Mais le secret était quelque peu éventé. Le 4 décembre 1673, Madame de Sévigné (1626-1696) écrit à sa fille : « Nous soupâmes encore hier avec Mme Scarron et l’abbé Têtu chez Mme de Coulanges. Nous trouvâmes plaisant de l’aller ramener à minuit au fin fond du faubourg Saint-Germain, quasi auprès de Vaugirard, dans la campagne, dans une grande et belle maison où on n’entre point ; Il y a un grand jardin, de beaux et grands appartements.« 

Pour les services rendus auprès des enfants, Françoise d’Aubigné reçoit 300 000 livres du roi de France, ce qui lui permet d’acheter les terres et le château de Maintenon et obtient le droit d’en prendre le nom avec le titre de marquise. Une fois les enfants de Mme de Montespan et de Louis XIV légitimés et de retour à Versailles, la maison est vendue. L’hôtel particulier passe de 1719 à 1727, au Grand-Prieur Philippe de Vendôme (1655-1727), arrière-petit-fils d’Henri IV et de Gabrielle d’Estrées, après son départ de la maison du Temple, puis à Louis de Bréhan, comte de Plélo (1699-1734) de 1727 à 1735.

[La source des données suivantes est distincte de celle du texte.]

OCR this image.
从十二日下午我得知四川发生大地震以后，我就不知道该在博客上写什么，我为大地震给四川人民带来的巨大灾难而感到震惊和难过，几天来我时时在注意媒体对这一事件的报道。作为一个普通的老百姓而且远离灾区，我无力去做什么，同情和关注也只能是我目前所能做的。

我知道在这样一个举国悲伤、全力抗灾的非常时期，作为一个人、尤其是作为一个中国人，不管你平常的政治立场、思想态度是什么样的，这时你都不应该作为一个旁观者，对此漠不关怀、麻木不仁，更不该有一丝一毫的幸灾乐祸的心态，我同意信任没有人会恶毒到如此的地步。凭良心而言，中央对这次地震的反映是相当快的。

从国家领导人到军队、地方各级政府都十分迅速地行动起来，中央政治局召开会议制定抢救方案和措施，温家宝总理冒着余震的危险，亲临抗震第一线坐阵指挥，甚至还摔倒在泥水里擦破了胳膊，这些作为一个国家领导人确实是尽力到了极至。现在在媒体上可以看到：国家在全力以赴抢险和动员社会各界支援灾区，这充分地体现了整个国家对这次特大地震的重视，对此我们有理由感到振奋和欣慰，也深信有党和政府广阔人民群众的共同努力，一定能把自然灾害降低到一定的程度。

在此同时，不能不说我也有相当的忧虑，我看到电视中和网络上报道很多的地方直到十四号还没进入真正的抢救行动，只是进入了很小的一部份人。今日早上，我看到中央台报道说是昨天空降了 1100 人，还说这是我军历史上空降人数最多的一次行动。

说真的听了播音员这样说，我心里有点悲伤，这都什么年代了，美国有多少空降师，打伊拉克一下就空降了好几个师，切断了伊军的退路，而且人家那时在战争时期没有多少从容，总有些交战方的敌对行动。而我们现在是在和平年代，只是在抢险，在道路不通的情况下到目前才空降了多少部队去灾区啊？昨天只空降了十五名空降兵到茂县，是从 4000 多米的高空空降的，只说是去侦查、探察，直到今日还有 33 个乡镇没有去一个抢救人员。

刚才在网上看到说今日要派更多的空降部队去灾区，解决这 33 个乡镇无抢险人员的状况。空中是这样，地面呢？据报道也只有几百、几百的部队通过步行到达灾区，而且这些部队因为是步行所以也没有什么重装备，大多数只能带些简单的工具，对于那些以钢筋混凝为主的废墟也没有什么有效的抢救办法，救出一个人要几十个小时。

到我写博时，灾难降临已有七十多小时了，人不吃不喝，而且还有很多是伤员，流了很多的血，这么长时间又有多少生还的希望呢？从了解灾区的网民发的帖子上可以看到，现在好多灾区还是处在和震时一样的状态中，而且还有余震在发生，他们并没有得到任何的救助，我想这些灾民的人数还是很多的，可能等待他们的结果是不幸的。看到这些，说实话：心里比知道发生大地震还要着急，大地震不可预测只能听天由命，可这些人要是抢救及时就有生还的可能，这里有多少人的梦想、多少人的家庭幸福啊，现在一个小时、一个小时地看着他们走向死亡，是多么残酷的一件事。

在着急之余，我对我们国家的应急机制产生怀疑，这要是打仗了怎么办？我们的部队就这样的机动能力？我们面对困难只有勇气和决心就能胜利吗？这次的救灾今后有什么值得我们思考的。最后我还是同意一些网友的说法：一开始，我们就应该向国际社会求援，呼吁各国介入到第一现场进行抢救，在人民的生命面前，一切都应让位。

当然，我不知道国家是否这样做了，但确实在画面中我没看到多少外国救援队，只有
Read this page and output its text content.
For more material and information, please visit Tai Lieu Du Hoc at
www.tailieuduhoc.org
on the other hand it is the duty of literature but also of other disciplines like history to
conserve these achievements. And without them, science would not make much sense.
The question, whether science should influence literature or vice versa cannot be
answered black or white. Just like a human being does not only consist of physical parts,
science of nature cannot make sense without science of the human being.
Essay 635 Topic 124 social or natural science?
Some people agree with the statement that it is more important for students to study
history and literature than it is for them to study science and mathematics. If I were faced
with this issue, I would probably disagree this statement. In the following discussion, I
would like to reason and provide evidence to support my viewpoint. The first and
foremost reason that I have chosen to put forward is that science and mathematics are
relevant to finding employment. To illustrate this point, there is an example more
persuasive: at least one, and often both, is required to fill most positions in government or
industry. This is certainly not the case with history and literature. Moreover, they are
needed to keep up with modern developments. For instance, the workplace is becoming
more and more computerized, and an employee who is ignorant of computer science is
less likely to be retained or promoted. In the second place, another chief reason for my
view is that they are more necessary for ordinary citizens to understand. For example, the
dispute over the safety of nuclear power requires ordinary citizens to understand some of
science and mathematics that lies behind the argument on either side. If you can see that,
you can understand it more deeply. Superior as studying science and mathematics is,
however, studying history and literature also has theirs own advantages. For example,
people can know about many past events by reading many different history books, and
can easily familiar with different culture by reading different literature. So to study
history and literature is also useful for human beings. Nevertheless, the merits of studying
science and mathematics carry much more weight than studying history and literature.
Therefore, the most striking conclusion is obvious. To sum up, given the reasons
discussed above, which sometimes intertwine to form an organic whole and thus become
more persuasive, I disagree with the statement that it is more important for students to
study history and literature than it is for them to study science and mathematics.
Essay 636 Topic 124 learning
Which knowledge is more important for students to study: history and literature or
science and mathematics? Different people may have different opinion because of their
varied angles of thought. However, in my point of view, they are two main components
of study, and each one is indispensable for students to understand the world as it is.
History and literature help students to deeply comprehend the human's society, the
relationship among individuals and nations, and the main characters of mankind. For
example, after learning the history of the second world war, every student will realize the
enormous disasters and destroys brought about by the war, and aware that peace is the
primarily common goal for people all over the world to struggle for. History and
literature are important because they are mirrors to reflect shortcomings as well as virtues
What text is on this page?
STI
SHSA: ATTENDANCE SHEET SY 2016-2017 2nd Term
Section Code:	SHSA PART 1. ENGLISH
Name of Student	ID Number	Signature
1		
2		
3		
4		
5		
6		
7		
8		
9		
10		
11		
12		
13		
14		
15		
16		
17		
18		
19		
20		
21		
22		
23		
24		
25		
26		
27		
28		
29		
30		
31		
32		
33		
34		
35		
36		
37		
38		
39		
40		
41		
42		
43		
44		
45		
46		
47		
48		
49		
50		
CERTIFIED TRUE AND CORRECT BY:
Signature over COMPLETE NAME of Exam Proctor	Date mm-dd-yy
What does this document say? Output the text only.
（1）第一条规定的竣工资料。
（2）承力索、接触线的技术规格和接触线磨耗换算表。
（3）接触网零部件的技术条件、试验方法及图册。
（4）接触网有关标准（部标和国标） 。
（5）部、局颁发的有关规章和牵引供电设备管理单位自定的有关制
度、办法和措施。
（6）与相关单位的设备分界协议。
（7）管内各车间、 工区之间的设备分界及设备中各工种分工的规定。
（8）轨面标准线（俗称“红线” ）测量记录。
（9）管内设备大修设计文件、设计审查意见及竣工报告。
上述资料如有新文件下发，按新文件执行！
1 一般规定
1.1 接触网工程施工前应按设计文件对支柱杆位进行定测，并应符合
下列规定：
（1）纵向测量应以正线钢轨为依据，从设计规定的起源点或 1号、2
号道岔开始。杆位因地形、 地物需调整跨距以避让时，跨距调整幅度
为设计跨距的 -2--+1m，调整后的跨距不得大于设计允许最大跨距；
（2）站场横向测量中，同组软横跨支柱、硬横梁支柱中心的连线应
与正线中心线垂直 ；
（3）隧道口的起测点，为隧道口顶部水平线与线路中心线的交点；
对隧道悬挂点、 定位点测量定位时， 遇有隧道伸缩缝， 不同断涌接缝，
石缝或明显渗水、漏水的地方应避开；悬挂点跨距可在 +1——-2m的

Au lendemain de son mariage, le comte de Plélo, y passe sa lune de miel avec son épouse Louise-Françoise Phélypeaux de la Vrillière (1707-1737). Le brigand Cartouche (1693-1721) et sa bande envahissent la maison. A la tête de ses domestiques, de Plélo réussit à les mettre en fuite.
Avant de rejoindre sa garnison, il dédie une poésie à sa femme qui débute par « Jours heureux que je passe en cette solitude, Ne précipitez point un trop rapide cours. »

L’hôtel particulier passe ensuite au marquis de Vilaines en 1740, à la famille de la Tour-d’Auvergne, puis est donné à la demoiselle Rey et à son fils naturel Godefroy de Follainville en 1778. Finalement il est saisi comme bien d’émigré et vendu en 1806. Plusieurs décennies plus tard, la maison qui appartient au chimiste Lucas, devient l’atelier du sculpteur Alfred Boucher (1850-1934). Le graveur, peintre et illustrateur Léopold Flameng (1831-1911) y a également demeuré à la fin de sa vie. Vous vous souvenez peut-être qu’il a notamment fait le dessin de la grande salle de La Californie à Montparnasse. Le 25 boulevard du Montparnasse aurait abrité différents artistes au fil des ans, car il semble que ce fût également l’atelier du peintre Paul-Elie Ranson (1861-1909).

Jusqu’à nos jours

Je n’ai pas pu déterminer avec certitude à quelle époque le pavillon est enlisé dans un immeuble de rapport, mais il semble que cela soit survenu à la fin du 19e siècle à en croire l’article du journal Le Soir en date du 1er juillet 1895 : « Chaque jour des coins du vieux Paris disparaissent, on vient de démolir en partie et d’enserrer en de hautes bâtisses monotones et bêtes une vielle maison qui a son histoire. Elle est bien inconnue des Parisiens. Sise au boulevard Montparnasse, presque au coin de la rue Vaugirard, elle est aujourd’hui défigurée par des raccords et des ajoutures, mais du jardin on peut en admirer encore la haute et sobre architecture, le style robuste et fort, l’allure imposante et sévère, ses macarons superbes.« 

Quelques uns des macarons visibles (photos : Les Montparnos)

Sur une carte postale ancienne, on note qu’à l’emplacement de l’actuel magasin « Art et Fenêtres », il y avait la « Rôtisserie de Montparnasse ».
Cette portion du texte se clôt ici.